There is a common pattern in history of “unholy enemies” - groups of people who are presented by leaders to be of such evil nature that the general populace should be willing to sacrifice their lives, freedom or well-being to fight them. These have been the Jews in Nazi Germany, and the Kafirs in Islam. In modern society, drug users now serve as an unholy enemy for which the government can undermine Liberalism and gradually repress the people.

Yet, drug users are no such enemy - they do not pose a threat to society. Plus, they are people in need of help, not in need of being hunted and prosecuted.

The legalisation of drugs will put a stop to the irrational trend to make drug users an unholy enemy and for the government to undermine the individual rights of the citizens. There is no good reason to undermine individual rights, much less one that is useless and pointless as trying to “win” the war on drugs.

The Prohibition Causes an Abusive Behaviour among the Users

Since drugs are illegal and using them can jail a person, drug users usually exhibit abusive behaviours: they lie, steal, and become dishonest and suspicious. This is not an effect of the drug itself - it’s a result of the psychological and legal situation in which they are present. By legalising drugs, one can be sure that drug users will be able to openly admit their problems, and seek help.

Drug Users Form a Subculture

Drug users tend to associate with other drug users, because non drug users do not understand drug use and have a preconceived idea that they are intrinsically bad. Therefore, drug users are always around other drug users, and likely always around drugs, and therefore tend to do them more. When breaking a habit, you must stop your enablers, but drug users eventually mostly have other drug users as friends, so it is very hard to break the habit of drug use even after it becomes a problem. ‎That is because they are always around drugs and other users and it takes a large amount of will power to refuse taking drugs when one is around it all the time.

As a result, drug users form a subculture. The drug user ends up alienated from his or her non-drug using friends. However, the cause is not the drug or the drug problem, it is the illegal stance society takes on drugs. One is a criminal if they possess drugs, so they will not do this openly, yet they can do this somewhat openly among the drug-using subculture, and possessing drugs in that subculture makes you high status in that subculture. Drugs and especially good quality drugs are of a higher value in that subculture, than being rich.

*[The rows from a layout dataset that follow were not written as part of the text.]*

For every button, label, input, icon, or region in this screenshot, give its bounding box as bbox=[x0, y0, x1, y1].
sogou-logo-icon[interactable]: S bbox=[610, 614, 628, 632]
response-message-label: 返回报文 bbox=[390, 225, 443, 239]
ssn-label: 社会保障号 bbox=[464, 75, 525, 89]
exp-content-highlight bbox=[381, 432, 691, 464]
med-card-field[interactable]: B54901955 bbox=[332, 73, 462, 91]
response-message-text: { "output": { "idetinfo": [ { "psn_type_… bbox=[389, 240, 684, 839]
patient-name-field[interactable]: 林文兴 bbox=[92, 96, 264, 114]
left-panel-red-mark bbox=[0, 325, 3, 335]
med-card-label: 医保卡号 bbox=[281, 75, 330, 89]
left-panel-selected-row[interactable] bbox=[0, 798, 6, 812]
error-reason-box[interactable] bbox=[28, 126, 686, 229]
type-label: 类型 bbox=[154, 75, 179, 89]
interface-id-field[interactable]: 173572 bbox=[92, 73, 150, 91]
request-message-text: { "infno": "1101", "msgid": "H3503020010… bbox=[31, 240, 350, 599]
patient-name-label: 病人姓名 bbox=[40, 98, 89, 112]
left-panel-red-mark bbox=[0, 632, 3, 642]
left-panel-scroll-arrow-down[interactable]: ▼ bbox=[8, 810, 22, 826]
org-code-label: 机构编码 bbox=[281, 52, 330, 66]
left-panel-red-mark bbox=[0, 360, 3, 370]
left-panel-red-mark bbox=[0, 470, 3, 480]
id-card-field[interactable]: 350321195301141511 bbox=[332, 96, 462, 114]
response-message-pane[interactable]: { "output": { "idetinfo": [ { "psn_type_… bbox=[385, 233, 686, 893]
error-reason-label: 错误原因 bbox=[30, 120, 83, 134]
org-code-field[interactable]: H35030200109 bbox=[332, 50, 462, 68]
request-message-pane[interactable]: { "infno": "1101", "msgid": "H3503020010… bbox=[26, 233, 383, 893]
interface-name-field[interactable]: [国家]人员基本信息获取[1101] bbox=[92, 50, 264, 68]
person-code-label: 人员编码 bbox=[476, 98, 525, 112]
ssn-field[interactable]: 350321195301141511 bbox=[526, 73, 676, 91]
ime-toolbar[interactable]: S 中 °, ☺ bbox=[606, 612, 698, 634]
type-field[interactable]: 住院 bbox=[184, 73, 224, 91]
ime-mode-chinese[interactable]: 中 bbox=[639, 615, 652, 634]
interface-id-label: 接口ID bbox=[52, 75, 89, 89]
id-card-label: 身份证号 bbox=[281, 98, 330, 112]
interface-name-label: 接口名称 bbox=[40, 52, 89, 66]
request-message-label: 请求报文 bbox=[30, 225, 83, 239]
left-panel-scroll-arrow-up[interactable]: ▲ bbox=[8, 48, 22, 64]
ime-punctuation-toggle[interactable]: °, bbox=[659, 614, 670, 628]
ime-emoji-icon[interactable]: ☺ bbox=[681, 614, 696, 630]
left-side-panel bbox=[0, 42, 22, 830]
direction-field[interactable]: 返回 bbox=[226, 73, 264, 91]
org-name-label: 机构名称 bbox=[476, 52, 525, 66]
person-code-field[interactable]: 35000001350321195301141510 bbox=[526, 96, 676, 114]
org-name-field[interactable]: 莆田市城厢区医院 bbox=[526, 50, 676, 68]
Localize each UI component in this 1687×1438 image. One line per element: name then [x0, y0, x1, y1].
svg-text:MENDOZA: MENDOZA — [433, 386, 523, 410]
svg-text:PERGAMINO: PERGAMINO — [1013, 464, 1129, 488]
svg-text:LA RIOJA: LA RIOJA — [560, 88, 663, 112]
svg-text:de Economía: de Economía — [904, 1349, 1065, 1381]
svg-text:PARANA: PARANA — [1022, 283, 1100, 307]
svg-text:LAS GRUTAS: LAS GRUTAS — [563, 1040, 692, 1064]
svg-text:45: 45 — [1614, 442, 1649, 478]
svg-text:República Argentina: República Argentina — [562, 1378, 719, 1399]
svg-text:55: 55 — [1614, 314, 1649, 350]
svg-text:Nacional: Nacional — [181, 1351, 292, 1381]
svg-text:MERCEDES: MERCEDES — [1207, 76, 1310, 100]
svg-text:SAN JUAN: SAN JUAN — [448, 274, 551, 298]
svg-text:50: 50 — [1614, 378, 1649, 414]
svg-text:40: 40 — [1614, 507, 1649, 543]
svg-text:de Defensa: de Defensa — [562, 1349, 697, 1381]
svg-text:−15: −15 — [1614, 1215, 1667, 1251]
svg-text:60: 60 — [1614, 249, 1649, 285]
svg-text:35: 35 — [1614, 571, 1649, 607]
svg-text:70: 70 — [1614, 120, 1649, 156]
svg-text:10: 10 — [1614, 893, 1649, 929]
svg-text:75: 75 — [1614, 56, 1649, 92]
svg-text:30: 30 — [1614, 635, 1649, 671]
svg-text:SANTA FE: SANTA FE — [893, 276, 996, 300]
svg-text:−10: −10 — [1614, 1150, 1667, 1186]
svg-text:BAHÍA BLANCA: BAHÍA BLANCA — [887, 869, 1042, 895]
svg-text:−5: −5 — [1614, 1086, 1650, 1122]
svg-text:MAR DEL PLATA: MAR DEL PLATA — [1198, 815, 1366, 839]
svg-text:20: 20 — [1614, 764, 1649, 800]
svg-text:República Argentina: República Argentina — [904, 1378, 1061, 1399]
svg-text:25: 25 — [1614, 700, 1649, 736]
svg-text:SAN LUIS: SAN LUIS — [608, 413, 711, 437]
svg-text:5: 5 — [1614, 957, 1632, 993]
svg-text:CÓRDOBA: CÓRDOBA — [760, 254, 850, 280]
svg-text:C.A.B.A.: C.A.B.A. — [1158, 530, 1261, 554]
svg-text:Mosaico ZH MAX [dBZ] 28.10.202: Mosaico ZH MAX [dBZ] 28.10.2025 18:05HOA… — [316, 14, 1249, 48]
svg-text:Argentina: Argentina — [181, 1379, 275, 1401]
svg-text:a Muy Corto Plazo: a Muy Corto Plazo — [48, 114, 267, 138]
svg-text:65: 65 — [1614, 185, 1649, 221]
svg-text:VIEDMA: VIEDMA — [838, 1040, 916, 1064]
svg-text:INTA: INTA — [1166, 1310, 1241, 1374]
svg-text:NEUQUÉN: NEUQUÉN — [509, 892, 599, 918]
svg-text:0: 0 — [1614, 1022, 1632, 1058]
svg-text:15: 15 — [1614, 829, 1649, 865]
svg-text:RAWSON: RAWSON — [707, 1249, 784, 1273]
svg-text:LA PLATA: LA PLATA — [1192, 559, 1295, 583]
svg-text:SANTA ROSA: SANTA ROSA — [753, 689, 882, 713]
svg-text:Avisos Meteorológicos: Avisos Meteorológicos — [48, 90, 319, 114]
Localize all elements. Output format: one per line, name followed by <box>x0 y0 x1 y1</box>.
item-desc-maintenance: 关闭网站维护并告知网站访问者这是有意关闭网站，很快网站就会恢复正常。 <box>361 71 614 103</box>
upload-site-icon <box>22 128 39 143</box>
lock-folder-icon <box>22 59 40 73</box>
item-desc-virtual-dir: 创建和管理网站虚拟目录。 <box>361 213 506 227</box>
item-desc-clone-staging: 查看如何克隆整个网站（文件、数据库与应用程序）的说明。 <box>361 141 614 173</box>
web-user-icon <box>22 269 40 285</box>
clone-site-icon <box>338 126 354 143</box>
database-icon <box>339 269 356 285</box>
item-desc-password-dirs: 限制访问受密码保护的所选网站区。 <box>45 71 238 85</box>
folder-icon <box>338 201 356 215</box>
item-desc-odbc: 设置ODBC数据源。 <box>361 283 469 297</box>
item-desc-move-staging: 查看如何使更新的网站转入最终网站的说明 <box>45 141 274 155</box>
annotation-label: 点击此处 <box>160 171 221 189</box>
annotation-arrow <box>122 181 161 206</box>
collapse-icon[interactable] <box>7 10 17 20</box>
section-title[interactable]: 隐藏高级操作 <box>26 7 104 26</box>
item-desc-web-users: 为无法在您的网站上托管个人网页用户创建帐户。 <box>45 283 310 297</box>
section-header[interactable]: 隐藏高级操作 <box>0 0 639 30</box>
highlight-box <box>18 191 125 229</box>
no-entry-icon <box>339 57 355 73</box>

Prevention of Legitimate Uses

The prohibition of illegal drugs prevents some legitimate uses of the plants from which they are made. The most prominent examples are paper that can be made out of Hemp, but is now made out of cut-down trees instead (which is certainly not good for the environment), and the various medical uses of Marijuana.

Strain on Society due to People in Jail

The prohibition on drugs puts many people in Jail - there are over 1 million prisoners for drug offences in the United States. There are even more if we consider drug-induced offences such as drug-induced theft.

These prisoners are a large strain on society which needs to support them. They also prevent more serious criminals from being jailed, which undermines the punishment and rehabilitation system of the government.

The legalisation of drugs will free the prisons from false criminals, and restore justice. And the lawful people will no longer need to support hundreds of thousands of jailed drug users and dealers.